Once a 400-person-strong organization, the Solidarity Center—the largest U.S.-based international workers’ rights organization—axed more than half of its employees, downsized or closed one-third of its 30-plus field offices and prematurely ended programs after Elon Musk’s so-called Department of Government Efficiency gutted U.S. Agency for International Development, State Department and Labor Department funding in the name of fraud elimination.
Money woes also appear to have driven Fashion Revolution’s decision.
“Despite the appetite we have witnessed for industry change across public supporters, collaborators, partners and funders, after careful consideration of the current funding and operating context, the CIC has decided to wind down its operations,” it wrote on LinkedIn. At the same time, it added, its mission—the need for a “clean, safe, fair, transparent and accountable” fashion industry—has “never been stronger.”
Fashion Revolution also leaves behind a rich legacy. Beyond a dozen Fashion Revolution Weeks, the organization spearheaded a European Citizens’ Initiative demanding living wage legislation at EU level for garment workers worldwide, collecting over 240,000 signatures from the bloc’s citizens in 12 months.
It published an annual Fashion Transparency Index ranking 250 of the world’s largest fashion brands on their disclosures regarding social and environmental policies, supply chain traceability and impact, finding that just over half—52 percent—disclose their first-tier suppliers. (“Transparency is a first step; it is not radical, but it is necessary,” it has said.)

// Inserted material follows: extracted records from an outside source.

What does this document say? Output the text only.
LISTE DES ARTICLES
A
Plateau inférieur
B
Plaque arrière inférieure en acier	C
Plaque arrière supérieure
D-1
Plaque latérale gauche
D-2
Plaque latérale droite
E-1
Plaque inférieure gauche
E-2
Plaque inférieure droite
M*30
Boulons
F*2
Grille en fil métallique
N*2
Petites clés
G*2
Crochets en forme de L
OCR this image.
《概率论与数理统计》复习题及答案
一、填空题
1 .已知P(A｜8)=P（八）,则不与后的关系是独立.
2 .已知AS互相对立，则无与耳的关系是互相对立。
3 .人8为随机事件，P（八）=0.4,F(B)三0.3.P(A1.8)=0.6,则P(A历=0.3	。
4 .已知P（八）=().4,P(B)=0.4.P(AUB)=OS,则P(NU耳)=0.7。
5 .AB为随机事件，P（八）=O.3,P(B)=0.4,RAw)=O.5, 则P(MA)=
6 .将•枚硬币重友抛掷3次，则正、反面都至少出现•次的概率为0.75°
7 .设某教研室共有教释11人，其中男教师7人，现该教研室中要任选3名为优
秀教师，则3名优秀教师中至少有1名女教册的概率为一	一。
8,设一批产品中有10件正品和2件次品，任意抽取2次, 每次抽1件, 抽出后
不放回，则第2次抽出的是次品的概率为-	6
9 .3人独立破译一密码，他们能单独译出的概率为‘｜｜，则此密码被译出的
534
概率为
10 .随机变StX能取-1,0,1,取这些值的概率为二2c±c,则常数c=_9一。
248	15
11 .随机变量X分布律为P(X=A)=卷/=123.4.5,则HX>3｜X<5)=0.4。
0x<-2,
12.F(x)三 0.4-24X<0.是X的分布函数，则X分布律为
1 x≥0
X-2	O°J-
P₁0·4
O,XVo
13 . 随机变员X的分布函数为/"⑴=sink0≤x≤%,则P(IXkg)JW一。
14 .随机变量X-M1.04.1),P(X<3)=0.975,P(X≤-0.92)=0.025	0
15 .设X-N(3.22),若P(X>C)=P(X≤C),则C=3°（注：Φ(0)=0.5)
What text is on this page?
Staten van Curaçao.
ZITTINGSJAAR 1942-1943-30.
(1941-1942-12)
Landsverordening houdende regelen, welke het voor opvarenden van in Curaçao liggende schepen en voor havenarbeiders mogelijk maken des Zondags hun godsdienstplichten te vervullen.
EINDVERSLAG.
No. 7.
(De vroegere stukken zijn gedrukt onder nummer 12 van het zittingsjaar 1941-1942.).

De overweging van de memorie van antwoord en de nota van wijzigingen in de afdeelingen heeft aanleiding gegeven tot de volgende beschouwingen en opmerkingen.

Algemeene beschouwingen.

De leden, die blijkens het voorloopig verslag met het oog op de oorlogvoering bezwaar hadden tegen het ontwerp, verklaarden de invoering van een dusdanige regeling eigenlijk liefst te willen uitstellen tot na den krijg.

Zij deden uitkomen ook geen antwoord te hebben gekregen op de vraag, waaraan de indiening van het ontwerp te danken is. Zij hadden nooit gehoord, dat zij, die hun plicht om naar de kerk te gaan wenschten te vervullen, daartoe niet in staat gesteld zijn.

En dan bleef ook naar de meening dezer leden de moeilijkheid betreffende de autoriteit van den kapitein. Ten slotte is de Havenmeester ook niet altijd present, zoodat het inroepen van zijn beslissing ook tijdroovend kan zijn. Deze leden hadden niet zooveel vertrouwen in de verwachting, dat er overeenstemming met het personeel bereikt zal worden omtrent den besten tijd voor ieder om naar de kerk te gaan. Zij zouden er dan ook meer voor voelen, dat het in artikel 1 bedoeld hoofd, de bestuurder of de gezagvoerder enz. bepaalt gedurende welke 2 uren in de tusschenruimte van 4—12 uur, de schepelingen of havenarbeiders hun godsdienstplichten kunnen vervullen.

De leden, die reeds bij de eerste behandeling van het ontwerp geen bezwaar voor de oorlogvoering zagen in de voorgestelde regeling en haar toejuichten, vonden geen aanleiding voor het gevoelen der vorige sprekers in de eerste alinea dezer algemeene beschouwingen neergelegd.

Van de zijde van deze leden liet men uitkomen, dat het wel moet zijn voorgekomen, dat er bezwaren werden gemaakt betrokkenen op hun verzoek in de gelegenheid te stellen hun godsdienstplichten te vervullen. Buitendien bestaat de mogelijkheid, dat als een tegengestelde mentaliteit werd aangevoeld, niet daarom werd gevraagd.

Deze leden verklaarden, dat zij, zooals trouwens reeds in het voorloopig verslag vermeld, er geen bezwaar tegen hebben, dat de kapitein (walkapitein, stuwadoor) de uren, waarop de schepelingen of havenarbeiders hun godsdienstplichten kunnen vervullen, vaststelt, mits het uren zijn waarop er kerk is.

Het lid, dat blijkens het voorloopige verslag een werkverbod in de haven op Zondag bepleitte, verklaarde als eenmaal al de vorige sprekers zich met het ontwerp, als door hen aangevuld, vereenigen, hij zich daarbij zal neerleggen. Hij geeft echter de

Most recently, the nonprofit turned its sights on the climate crisis with “What Fuels Fashion?”—a pair of reports of 200 global giants revealing an industry still heavily reliant on fossil fuels. This strategic shift stemmed as much from necessity as conviction, a Vogue Business story published Thursday suggested: There was more funding available for environmental research. Still, it didn’t seem to have been enough.
But the movement persists, Fashion Revolution said, even if it will look a little different.
“Fashion Revolution’s next phase will be carried forward through the strength of its Global Network, with stronger local leadership and continued global coordination,” it said. “We hope this next phase strengthens collective commitment to transforming the fashion industry and enables the movement’s work to continue with renewed focus and shared ownership.”
For de Castro, the work continues because it has to. With the 13th anniversary of Rana Plaza looming, she knows what she’ll be doing.
“As always, on the day of the Rana Plaza anniversary, I will be thinking about the people who perished and the ones that were maimed in that disaster and in every other industrial disaster that has happened because of our greed and because of our lack of transparency,” she said. “And this is not mission accomplished at all. However, it is at least mission evidenced. We know that not enough has changed, but we also know that we are escalating toward bigger problems.”